The United States Department of Defense defended on Friday the legality of its first bombing of a vessel with alleged drug traffickers in the Caribbean, where it attacked the boat again to kill two survivors, according to U.S. media. Secretary of Defense Pete Hegseth asserted that their current operations in the Pacific and the Caribbean, where U.S. forces have killed at least 83 people by bombing over 20 boats since September, «are legal under U.S. and international law». «These highly effective attacks are specifically intended to be ‘lethal kinetic bombings’. The stated intent is to curb lethal drugs, destroy narco-boats, and kill the narcoterrorists who are poisoning the American people,» Hegseth posted on social media. His statements come after reports from the Washington Post and CNN that in the first attack, which occurred on September 1, the U.S. Armed Forces, after launching a first missile, realized that two crew members were clinging to wreckage in the water, so they attacked again to finish them off.
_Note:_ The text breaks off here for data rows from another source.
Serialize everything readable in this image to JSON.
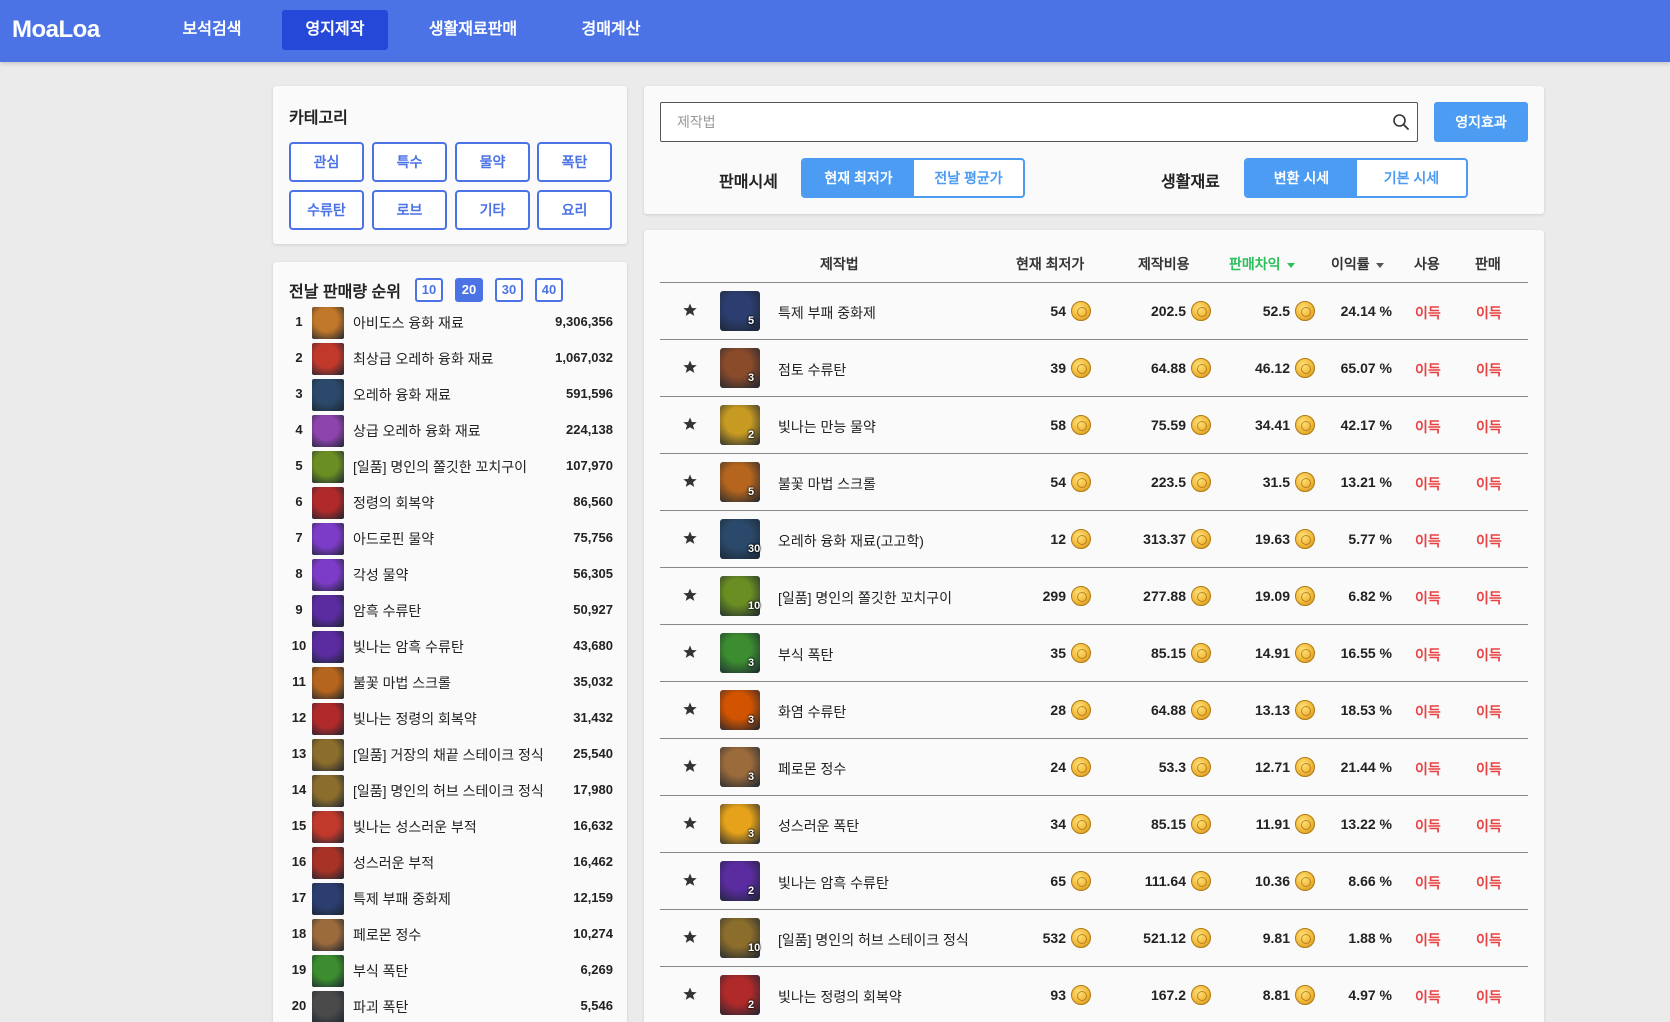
{
  "app": {
    "logo": "MoaLoa"
  },
  "nav": [
    {
      "label": "보석검색",
      "active": false
    },
    {
      "label": "영지제작",
      "active": true
    },
    {
      "label": "생활재료판매",
      "active": false
    },
    {
      "label": "경매계산",
      "active": false
    }
  ],
  "category": {
    "title": "카테고리",
    "buttons": [
      "관심",
      "특수",
      "물약",
      "폭탄",
      "수류탄",
      "로브",
      "기타",
      "요리"
    ]
  },
  "ranking": {
    "title": "전날 판매량 순위",
    "toggles": [
      "10",
      "20",
      "30",
      "40"
    ],
    "active_toggle": "20",
    "rows": [
      {
        "rank": "1",
        "name": "아비도스 융화 재료",
        "count": "9,306,356",
        "icon_color": "#c0772a"
      },
      {
        "rank": "2",
        "name": "최상급 오레하 융화 재료",
        "count": "1,067,032",
        "icon_color": "#c0392b"
      },
      {
        "rank": "3",
        "name": "오레하 융화 재료",
        "count": "591,596",
        "icon_color": "#2b4a6b"
      },
      {
        "rank": "4",
        "name": "상급 오레하 융화 재료",
        "count": "224,138",
        "icon_color": "#8e44ad"
      },
      {
        "rank": "5",
        "name": "[일품] 명인의 쫄깃한 꼬치구이",
        "count": "107,970",
        "icon_color": "#6b8e23"
      },
      {
        "rank": "6",
        "name": "정령의 회복약",
        "count": "86,560",
        "icon_color": "#b02a2a"
      },
      {
        "rank": "7",
        "name": "아드로핀 물약",
        "count": "75,756",
        "icon_color": "#7d3cc8"
      },
      {
        "rank": "8",
        "name": "각성 물약",
        "count": "56,305",
        "icon_color": "#7d3cc8"
      },
      {
        "rank": "9",
        "name": "암흑 수류탄",
        "count": "50,927",
        "icon_color": "#5b2ca0"
      },
      {
        "rank": "10",
        "name": "빛나는 암흑 수류탄",
        "count": "43,680",
        "icon_color": "#5b2ca0"
      },
      {
        "rank": "11",
        "name": "불꽃 마법 스크롤",
        "count": "35,032",
        "icon_color": "#b5651d"
      },
      {
        "rank": "12",
        "name": "빛나는 정령의 회복약",
        "count": "31,432",
        "icon_color": "#b02a2a"
      },
      {
        "rank": "13",
        "name": "[일품] 거장의 채끝 스테이크 정식",
        "count": "25,540",
        "icon_color": "#8b6d2c"
      },
      {
        "rank": "14",
        "name": "[일품] 명인의 허브 스테이크 정식",
        "count": "17,980",
        "icon_color": "#8b6d2c"
      },
      {
        "rank": "15",
        "name": "빛나는 성스러운 부적",
        "count": "16,632",
        "icon_color": "#c0392b"
      },
      {
        "rank": "16",
        "name": "성스러운 부적",
        "count": "16,462",
        "icon_color": "#a93226"
      },
      {
        "rank": "17",
        "name": "특제 부패 중화제",
        "count": "12,159",
        "icon_color": "#2c3e70"
      },
      {
        "rank": "18",
        "name": "페로몬 정수",
        "count": "10,274",
        "icon_color": "#9c6b3c"
      },
      {
        "rank": "19",
        "name": "부식 폭탄",
        "count": "6,269",
        "icon_color": "#3c8d2f"
      },
      {
        "rank": "20",
        "name": "파괴 폭탄",
        "count": "5,546",
        "icon_color": "#4a4a4a"
      }
    ]
  },
  "search": {
    "placeholder": "제작법",
    "effect_button": "영지효과",
    "sell_price_label": "판매시세",
    "sell_price_options": [
      "현재 최저가",
      "전날 평균가"
    ],
    "sell_price_active": "현재 최저가",
    "material_label": "생활재료",
    "material_options": [
      "변환 시세",
      "기본 시세"
    ],
    "material_active": "변환 시세"
  },
  "table": {
    "headers": {
      "recipe": "제작법",
      "current_price": "현재 최저가",
      "cost": "제작비용",
      "profit": "판매차익",
      "margin": "이익률",
      "use": "사용",
      "sell": "판매"
    },
    "rows": [
      {
        "name": "특제 부패 중화제",
        "qty": "5",
        "price": "54",
        "cost": "202.5",
        "profit": "52.5",
        "margin": "24.14 %",
        "use": "이득",
        "sell": "이득",
        "icon_color": "#2c3e70"
      },
      {
        "name": "점토 수류탄",
        "qty": "3",
        "price": "39",
        "cost": "64.88",
        "profit": "46.12",
        "margin": "65.07 %",
        "use": "이득",
        "sell": "이득",
        "icon_color": "#8a4b2a"
      },
      {
        "name": "빛나는 만능 물약",
        "qty": "2",
        "price": "58",
        "cost": "75.59",
        "profit": "34.41",
        "margin": "42.17 %",
        "use": "이득",
        "sell": "이득",
        "icon_color": "#c79a22"
      },
      {
        "name": "불꽃 마법 스크롤",
        "qty": "5",
        "price": "54",
        "cost": "223.5",
        "profit": "31.5",
        "margin": "13.21 %",
        "use": "이득",
        "sell": "이득",
        "icon_color": "#b5651d"
      },
      {
        "name": "오레하 융화 재료(고고학)",
        "qty": "30",
        "price": "12",
        "cost": "313.37",
        "profit": "19.63",
        "margin": "5.77 %",
        "use": "이득",
        "sell": "이득",
        "icon_color": "#2b4a6b"
      },
      {
        "name": "[일품] 명인의 쫄깃한 꼬치구이",
        "qty": "10",
        "price": "299",
        "cost": "277.88",
        "profit": "19.09",
        "margin": "6.82 %",
        "use": "이득",
        "sell": "이득",
        "icon_color": "#6b8e23"
      },
      {
        "name": "부식 폭탄",
        "qty": "3",
        "price": "35",
        "cost": "85.15",
        "profit": "14.91",
        "margin": "16.55 %",
        "use": "이득",
        "sell": "이득",
        "icon_color": "#3c8d2f"
      },
      {
        "name": "화염 수류탄",
        "qty": "3",
        "price": "28",
        "cost": "64.88",
        "profit": "13.13",
        "margin": "18.53 %",
        "use": "이득",
        "sell": "이득",
        "icon_color": "#d35400"
      },
      {
        "name": "페로몬 정수",
        "qty": "3",
        "price": "24",
        "cost": "53.3",
        "profit": "12.71",
        "margin": "21.44 %",
        "use": "이득",
        "sell": "이득",
        "icon_color": "#9c6b3c"
      },
      {
        "name": "성스러운 폭탄",
        "qty": "3",
        "price": "34",
        "cost": "85.15",
        "profit": "11.91",
        "margin": "13.22 %",
        "use": "이득",
        "sell": "이득",
        "icon_color": "#e6a21a"
      },
      {
        "name": "빛나는 암흑 수류탄",
        "qty": "2",
        "price": "65",
        "cost": "111.64",
        "profit": "10.36",
        "margin": "8.66 %",
        "use": "이득",
        "sell": "이득",
        "icon_color": "#5b2ca0"
      },
      {
        "name": "[일품] 명인의 허브 스테이크 정식",
        "qty": "10",
        "price": "532",
        "cost": "521.12",
        "profit": "9.81",
        "margin": "1.88 %",
        "use": "이득",
        "sell": "이득",
        "icon_color": "#8b6d2c"
      },
      {
        "name": "빛나는 정령의 회복약",
        "qty": "2",
        "price": "93",
        "cost": "167.2",
        "profit": "8.81",
        "margin": "4.97 %",
        "use": "이득",
        "sell": "이득",
        "icon_color": "#b02a2a"
      }
    ]
  }
}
The commander in charge of the operation, according to reports, ordered the second attack to comply with Secretary Hegseth's instructions, who had ordered «to kill everyone» on the boat, in which a total of 11 people died. This attack on September 1 is «the only known case where the military deliberately killed survivors,» according to sources cited by the media. But Hegseth maintained that «every trafficker they kill is affiliated with a designated terrorist organization,» so he called the current press reports «fabricated, inflammatory, and derogatory». This was the first in a series of U.S. attacks against boats in the Caribbean and the Pacific, amid the growing tension between Venezuela and the United States, which on November 16 moved its largest aircraft carrier, the USS Gerald Ford, to the region. Additionally, Washington declared on Monday a organization it calls the Sun Cartel and links to Venezuelan leader Nicolás Maduro as a terrorist.